In July 1995, South Africa began a fifteen-month inquest into Oosterbroek's death. Despite overwhelming evidence and ballistics proving that only the peacekeepers were close enough to have shot and killed him, the magistrate ruled that no one could be found responsible for Oosterbroek's death. However, in January 1999, photographer Greg Marinovich, a close friend of Oosterbroek's, had a chance meeting with one of the peacekeepers who had been fighting in Thokoza the day of Oosterbroek's death, Brian Mkhize.
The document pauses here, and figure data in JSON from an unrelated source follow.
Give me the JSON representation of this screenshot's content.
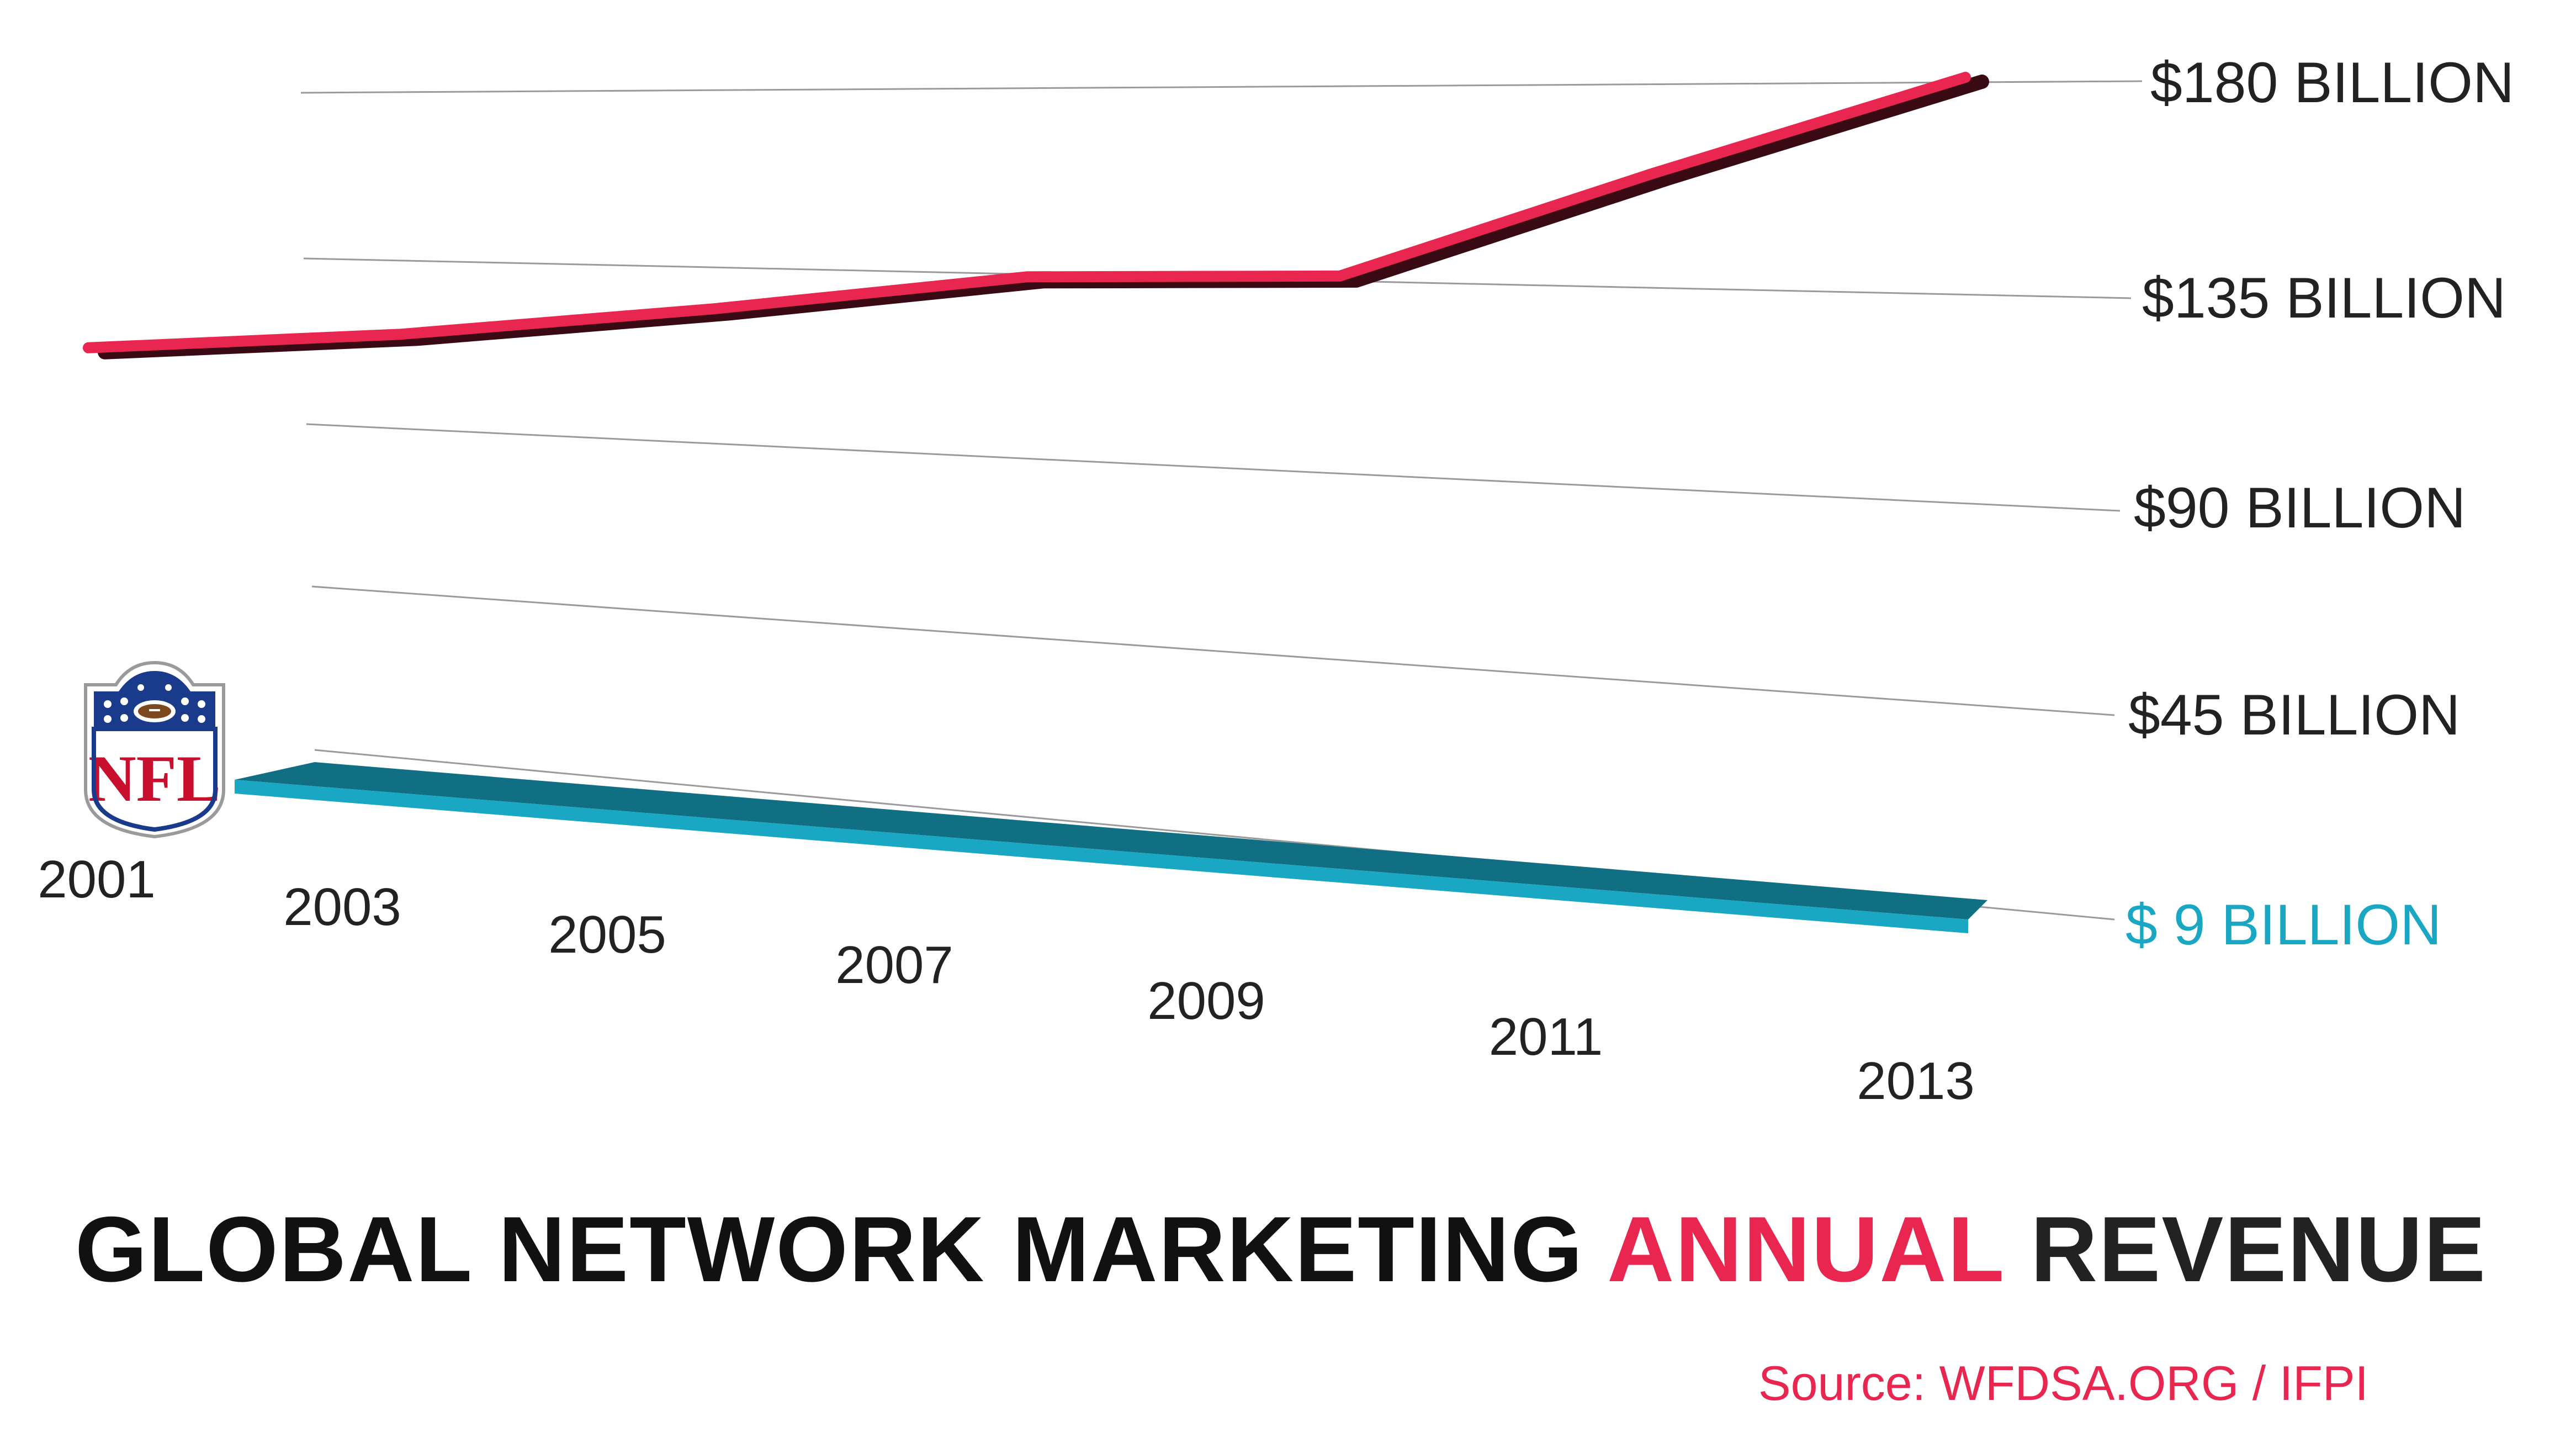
{
  "chart_data": {
    "type": "line",
    "title_parts": [
      "GLOBAL NETWORK MARKETING ",
      "ANNUAL",
      " REVENUE"
    ],
    "source": "Source: WFDSA.ORG / IFPI",
    "x": [
      "2001",
      "2003",
      "2005",
      "2007",
      "2009",
      "2011",
      "2013"
    ],
    "y_ticks": [
      {
        "label": "$180 BILLION",
        "value": 180
      },
      {
        "label": "$135 BILLION",
        "value": 135
      },
      {
        "label": "$90 BILLION",
        "value": 90
      },
      {
        "label": "$45 BILLION",
        "value": 45
      },
      {
        "label": "$ 9 BILLION",
        "value": 9
      }
    ],
    "series": [
      {
        "key": "network-marketing",
        "values": [
          91,
          99,
          110,
          122,
          124,
          154,
          180
        ]
      },
      {
        "key": "nfl",
        "values": [
          9,
          9,
          9,
          9,
          9,
          9,
          9
        ]
      }
    ],
    "ylim": [
      0,
      180
    ],
    "grid": true,
    "logo": "nfl-logo",
    "colors": {
      "network_marketing": "#e8264f",
      "network_marketing_shadow": "#3a0a14",
      "nfl": "#1aa7c4",
      "nfl_dark": "#116f83",
      "title_accent": "#e8264f",
      "gridline": "#9a9a9a"
    }
  }
}
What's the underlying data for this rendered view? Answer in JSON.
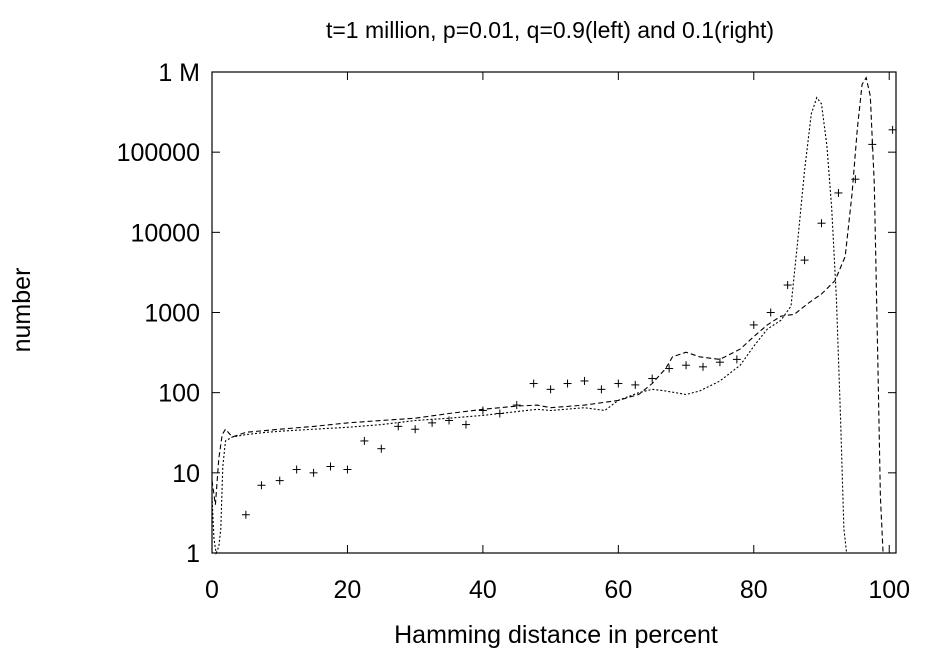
{
  "chart_data": {
    "type": "line",
    "title": "t=1 million, p=0.01, q=0.9(left) and 0.1(right)",
    "xlabel": "Hamming distance in percent",
    "ylabel": "number",
    "xlim": [
      0,
      101
    ],
    "ylim": [
      1,
      1000000
    ],
    "yscale": "log",
    "grid": false,
    "x_ticks": [
      0,
      20,
      40,
      60,
      80,
      100
    ],
    "x_tick_labels": [
      "0",
      "20",
      "40",
      "60",
      "80",
      "100"
    ],
    "y_ticks": [
      1,
      10,
      100,
      1000,
      10000,
      100000,
      1000000
    ],
    "y_tick_labels": [
      "1",
      "10",
      "100",
      "1000",
      "10000",
      "100000",
      "1 M"
    ],
    "series": [
      {
        "style": "dotted",
        "x": [
          0,
          0.3,
          0.6,
          1,
          1.3,
          1.6,
          2,
          3,
          5,
          8,
          10,
          15,
          20,
          25,
          30,
          35,
          40,
          45,
          48,
          50,
          55,
          58,
          60,
          63,
          65,
          67,
          70,
          72,
          75,
          78,
          80,
          82,
          84,
          85.5,
          86.5,
          87.5,
          88.5,
          89.3,
          90,
          90.8,
          91.5,
          92.2,
          92.8,
          93.3,
          93.7
        ],
        "y": [
          5,
          1.5,
          1,
          1.2,
          2,
          12,
          25,
          28,
          30,
          32,
          33,
          35,
          37,
          40,
          45,
          48,
          52,
          58,
          62,
          60,
          65,
          60,
          80,
          100,
          110,
          105,
          95,
          105,
          140,
          220,
          380,
          620,
          800,
          1200,
          8000,
          60000,
          300000,
          480000,
          400000,
          120000,
          20000,
          1500,
          50,
          2,
          1
        ]
      },
      {
        "style": "dashed",
        "x": [
          0,
          0.5,
          1,
          1.5,
          2,
          3,
          5,
          10,
          15,
          20,
          25,
          30,
          35,
          40,
          45,
          48,
          50,
          55,
          60,
          63,
          65,
          67,
          68,
          70,
          72,
          75,
          78,
          80,
          82,
          84,
          86,
          88,
          90,
          92,
          93.5,
          94.5,
          95.3,
          96,
          96.6,
          97.2,
          97.8,
          98.3,
          98.7,
          99.1
        ],
        "y": [
          8,
          4,
          15,
          30,
          35,
          28,
          32,
          35,
          38,
          42,
          45,
          48,
          55,
          62,
          68,
          70,
          65,
          70,
          80,
          95,
          130,
          200,
          280,
          320,
          280,
          260,
          350,
          500,
          700,
          900,
          950,
          1300,
          1700,
          2500,
          5000,
          30000,
          200000,
          700000,
          850000,
          500000,
          40000,
          300,
          5,
          1
        ]
      },
      {
        "style": "markers",
        "x": [
          5,
          7.3,
          10,
          12.5,
          15,
          17.5,
          20,
          22.5,
          25,
          27.5,
          30,
          32.5,
          35,
          37.5,
          40,
          42.5,
          45,
          47.5,
          50,
          52.5,
          55,
          57.5,
          60,
          62.5,
          65,
          67.5,
          70,
          72.5,
          75,
          77.5,
          80,
          82.5,
          85,
          87.5,
          90,
          92.5,
          95,
          97.5,
          100.5
        ],
        "y": [
          3,
          7,
          8,
          11,
          10,
          12,
          11,
          25,
          20,
          38,
          35,
          42,
          45,
          40,
          60,
          55,
          70,
          130,
          110,
          130,
          140,
          110,
          130,
          125,
          150,
          200,
          220,
          210,
          240,
          260,
          700,
          1000,
          2200,
          4500,
          13000,
          31000,
          46000,
          125000,
          190000
        ]
      }
    ]
  }
}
Although Mkhize initially claimed it must have been Inkatha supporters shooting from the hostel that were responsible, on 14 February 1999, he said that out of fear and panic, the peacekeepers had unthinkingly opened fire. He stated: "I think, somewhere, somehow ... I think somewhere, one of us, the bullet that killed your brother – it came from us."

Kevin Carter wrote about Oosterbroek in his suicide note, writing, "[...] I have gone to join Ken if I am that lucky."

Oosterbroek's life and photographs are recorded in The Invisible Line: The life and photography of Ken Oosterbroek by Mike Nicol (Kwela Books & Random House 1998).

== Awards ==
Oosterbroek was nominated for the South African Press Photographer of The Year three times and won a second prize in General News category of World Press Photo in 1992.

== Personal life ==
Oosterbroek was married to journalist Monica Oosterbroek (née Nicolson), from 1991 until his death. He had one daughter, named Tabitha (born 1989), from a previous relationship.